🤖 AI Summary
This work addresses the challenge of millisecond-level real-time decision-making required for high-speed robots operating in highly dynamic environments by proposing a neuromorphic computing-based hardware-software co-design control approach. The method integrates an event-driven local e-prop learning rule with a spiking neural network featuring fixed random connectivity, implemented on a mixed-signal neuromorphic chip to enable an online spiking reinforcement learning framework. This framework achieves rapid and stable control of a robotic hockey player with only a minimal number of training episodes, demonstrating—for the first time in a real-world high-speed interactive task—the significant advantages of brain-inspired computing in both real-time performance and sample efficiency.
📝 Abstract
Air hockey demands split-second decisions at high puck velocities, a challenge we address with a compact network of spiking neurons running on a mixed-signal analog/digital neuromorphic processor.
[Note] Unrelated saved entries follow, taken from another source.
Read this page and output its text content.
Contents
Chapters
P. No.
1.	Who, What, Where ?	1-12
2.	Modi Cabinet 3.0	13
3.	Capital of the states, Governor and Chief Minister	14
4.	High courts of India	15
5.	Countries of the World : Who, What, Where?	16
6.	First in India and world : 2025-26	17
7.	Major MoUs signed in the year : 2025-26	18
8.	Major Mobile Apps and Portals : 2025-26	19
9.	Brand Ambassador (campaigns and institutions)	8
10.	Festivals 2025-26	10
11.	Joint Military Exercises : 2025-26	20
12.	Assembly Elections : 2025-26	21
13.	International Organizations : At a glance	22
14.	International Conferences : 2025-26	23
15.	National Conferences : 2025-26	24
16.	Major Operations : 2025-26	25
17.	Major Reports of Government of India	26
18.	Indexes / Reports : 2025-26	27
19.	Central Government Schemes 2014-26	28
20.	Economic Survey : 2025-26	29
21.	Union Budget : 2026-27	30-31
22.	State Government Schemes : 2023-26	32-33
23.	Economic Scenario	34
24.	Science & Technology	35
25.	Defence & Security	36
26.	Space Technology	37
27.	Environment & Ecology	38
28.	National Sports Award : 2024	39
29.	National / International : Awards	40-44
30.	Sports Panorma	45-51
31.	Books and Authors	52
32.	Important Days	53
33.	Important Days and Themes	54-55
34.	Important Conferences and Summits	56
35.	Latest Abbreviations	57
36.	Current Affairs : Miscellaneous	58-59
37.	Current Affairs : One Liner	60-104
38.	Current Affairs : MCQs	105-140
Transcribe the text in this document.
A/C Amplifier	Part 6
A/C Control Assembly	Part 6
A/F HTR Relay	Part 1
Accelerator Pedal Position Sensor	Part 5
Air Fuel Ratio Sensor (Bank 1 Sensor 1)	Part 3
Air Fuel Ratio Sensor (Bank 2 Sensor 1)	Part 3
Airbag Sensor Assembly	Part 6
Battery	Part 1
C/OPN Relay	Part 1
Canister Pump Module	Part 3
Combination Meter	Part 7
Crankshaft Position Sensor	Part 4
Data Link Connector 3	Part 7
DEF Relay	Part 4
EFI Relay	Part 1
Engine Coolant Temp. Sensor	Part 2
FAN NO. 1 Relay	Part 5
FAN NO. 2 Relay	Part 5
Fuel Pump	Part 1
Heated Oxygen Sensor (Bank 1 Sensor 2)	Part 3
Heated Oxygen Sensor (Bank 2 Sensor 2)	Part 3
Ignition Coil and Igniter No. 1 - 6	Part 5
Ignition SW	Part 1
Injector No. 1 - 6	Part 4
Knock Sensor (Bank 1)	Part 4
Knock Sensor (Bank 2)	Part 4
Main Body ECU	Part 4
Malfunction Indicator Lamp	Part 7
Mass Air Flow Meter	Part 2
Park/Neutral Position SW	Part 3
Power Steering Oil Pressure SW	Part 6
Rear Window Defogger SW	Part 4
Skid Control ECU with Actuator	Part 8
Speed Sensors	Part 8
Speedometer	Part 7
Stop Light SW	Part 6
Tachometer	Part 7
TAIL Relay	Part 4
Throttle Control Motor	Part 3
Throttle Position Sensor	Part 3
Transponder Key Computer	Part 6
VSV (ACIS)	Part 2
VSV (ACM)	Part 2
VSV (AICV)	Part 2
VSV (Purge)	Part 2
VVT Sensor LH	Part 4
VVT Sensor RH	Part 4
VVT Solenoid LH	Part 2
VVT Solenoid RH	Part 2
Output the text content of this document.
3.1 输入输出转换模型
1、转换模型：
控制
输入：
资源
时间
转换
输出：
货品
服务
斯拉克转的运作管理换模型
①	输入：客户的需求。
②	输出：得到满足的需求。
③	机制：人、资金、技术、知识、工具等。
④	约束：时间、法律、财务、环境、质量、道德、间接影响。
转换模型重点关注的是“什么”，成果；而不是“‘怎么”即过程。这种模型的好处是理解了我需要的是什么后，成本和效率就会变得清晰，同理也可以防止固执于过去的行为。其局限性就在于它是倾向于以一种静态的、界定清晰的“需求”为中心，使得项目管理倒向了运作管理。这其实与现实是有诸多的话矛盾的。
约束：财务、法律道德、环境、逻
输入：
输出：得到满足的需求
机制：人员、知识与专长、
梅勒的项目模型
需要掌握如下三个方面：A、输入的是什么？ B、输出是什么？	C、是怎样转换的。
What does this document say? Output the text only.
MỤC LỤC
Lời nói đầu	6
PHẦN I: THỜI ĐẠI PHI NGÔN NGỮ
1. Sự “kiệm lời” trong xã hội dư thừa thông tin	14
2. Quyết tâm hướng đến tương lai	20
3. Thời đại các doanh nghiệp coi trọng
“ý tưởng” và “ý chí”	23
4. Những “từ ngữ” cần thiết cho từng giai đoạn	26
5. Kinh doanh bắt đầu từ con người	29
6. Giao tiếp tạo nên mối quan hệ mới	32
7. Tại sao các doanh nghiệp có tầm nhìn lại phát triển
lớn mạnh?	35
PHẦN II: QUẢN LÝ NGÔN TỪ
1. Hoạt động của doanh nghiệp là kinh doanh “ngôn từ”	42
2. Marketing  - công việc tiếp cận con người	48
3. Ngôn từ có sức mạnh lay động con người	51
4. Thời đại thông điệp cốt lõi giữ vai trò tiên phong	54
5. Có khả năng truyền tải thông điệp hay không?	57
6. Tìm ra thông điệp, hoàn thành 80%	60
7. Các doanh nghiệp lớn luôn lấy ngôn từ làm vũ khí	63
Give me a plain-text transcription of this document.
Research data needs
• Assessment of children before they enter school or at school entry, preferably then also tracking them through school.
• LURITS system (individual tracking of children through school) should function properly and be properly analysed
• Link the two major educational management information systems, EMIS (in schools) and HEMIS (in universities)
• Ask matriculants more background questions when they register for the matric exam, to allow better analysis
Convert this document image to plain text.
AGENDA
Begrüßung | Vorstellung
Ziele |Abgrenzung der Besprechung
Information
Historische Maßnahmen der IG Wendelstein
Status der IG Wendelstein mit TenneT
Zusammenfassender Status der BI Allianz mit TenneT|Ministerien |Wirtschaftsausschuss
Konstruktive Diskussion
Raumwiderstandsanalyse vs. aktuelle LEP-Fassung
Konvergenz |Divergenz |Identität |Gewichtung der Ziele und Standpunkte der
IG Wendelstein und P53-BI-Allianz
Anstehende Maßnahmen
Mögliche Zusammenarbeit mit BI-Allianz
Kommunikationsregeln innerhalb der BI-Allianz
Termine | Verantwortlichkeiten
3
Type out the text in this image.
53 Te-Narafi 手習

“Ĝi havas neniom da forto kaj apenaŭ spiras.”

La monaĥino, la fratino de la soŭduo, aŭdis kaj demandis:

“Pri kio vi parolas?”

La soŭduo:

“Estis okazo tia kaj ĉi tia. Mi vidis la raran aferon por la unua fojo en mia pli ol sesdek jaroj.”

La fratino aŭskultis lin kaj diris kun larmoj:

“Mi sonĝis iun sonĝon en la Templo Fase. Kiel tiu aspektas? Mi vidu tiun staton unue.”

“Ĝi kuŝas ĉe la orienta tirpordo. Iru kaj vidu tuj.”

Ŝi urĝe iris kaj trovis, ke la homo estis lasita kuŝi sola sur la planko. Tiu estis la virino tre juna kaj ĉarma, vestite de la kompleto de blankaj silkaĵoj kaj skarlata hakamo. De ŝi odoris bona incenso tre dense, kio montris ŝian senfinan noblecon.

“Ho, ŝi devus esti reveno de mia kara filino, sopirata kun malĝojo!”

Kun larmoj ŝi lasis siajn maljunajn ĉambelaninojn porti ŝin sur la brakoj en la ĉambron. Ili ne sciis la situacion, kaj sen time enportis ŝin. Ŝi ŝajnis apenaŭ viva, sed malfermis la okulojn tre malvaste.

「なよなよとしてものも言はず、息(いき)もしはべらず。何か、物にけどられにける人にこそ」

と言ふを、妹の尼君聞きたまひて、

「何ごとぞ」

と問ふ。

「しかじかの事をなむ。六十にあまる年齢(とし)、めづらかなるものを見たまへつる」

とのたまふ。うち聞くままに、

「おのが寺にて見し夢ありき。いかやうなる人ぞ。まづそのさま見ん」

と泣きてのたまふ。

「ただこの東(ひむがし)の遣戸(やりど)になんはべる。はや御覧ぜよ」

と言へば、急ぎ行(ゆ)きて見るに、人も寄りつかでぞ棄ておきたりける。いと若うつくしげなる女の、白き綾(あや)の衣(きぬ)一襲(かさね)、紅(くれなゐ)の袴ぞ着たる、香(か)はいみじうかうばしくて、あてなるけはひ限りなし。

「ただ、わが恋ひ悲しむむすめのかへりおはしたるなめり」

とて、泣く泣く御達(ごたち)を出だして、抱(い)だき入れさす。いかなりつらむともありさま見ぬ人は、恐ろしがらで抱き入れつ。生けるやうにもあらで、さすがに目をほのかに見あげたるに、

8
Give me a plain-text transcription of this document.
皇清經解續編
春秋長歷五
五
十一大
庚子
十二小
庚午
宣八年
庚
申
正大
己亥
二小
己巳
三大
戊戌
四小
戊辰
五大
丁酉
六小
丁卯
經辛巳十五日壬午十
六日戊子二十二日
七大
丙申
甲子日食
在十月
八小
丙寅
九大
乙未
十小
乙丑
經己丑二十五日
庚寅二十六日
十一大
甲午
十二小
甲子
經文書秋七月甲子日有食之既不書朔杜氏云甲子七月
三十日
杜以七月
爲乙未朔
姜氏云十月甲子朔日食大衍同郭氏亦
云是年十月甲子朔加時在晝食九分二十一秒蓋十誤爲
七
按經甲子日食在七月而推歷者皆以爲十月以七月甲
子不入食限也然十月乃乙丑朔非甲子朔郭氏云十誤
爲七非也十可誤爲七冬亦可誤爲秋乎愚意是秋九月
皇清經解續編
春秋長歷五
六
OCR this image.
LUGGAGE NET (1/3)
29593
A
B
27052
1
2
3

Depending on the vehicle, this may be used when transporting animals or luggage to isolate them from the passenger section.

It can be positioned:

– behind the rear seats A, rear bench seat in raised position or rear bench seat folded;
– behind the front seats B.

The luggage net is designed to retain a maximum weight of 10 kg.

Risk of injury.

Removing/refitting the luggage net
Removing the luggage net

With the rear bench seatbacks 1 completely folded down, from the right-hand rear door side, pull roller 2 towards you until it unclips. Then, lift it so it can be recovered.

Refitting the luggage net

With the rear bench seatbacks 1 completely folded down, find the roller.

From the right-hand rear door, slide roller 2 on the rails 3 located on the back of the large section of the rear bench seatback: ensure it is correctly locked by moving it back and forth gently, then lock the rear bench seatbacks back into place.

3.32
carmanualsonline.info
By co-designing hardware and learning algorithms, we train the system to achieve successful puck interactions through reinforcement learning in a remarkably small number of trials. The network leverages fixed random connectivity to capture the task's temporal structure and adopts a local e-prop learning rule in the readout layer to exploit event-driven activity for fast and efficient learning. The result is real-time learning with a setup comprising a computer and the neuromorphic chip in-the-loop, enabling practical training of spiking neural networks for robotic autonomous systems. This work bridges neuroscience-inspired hardware with real-world robotic control, showing that brain-inspired approaches can tackle fast-paced interaction tasks while supporting always-on learning in intelligent machines.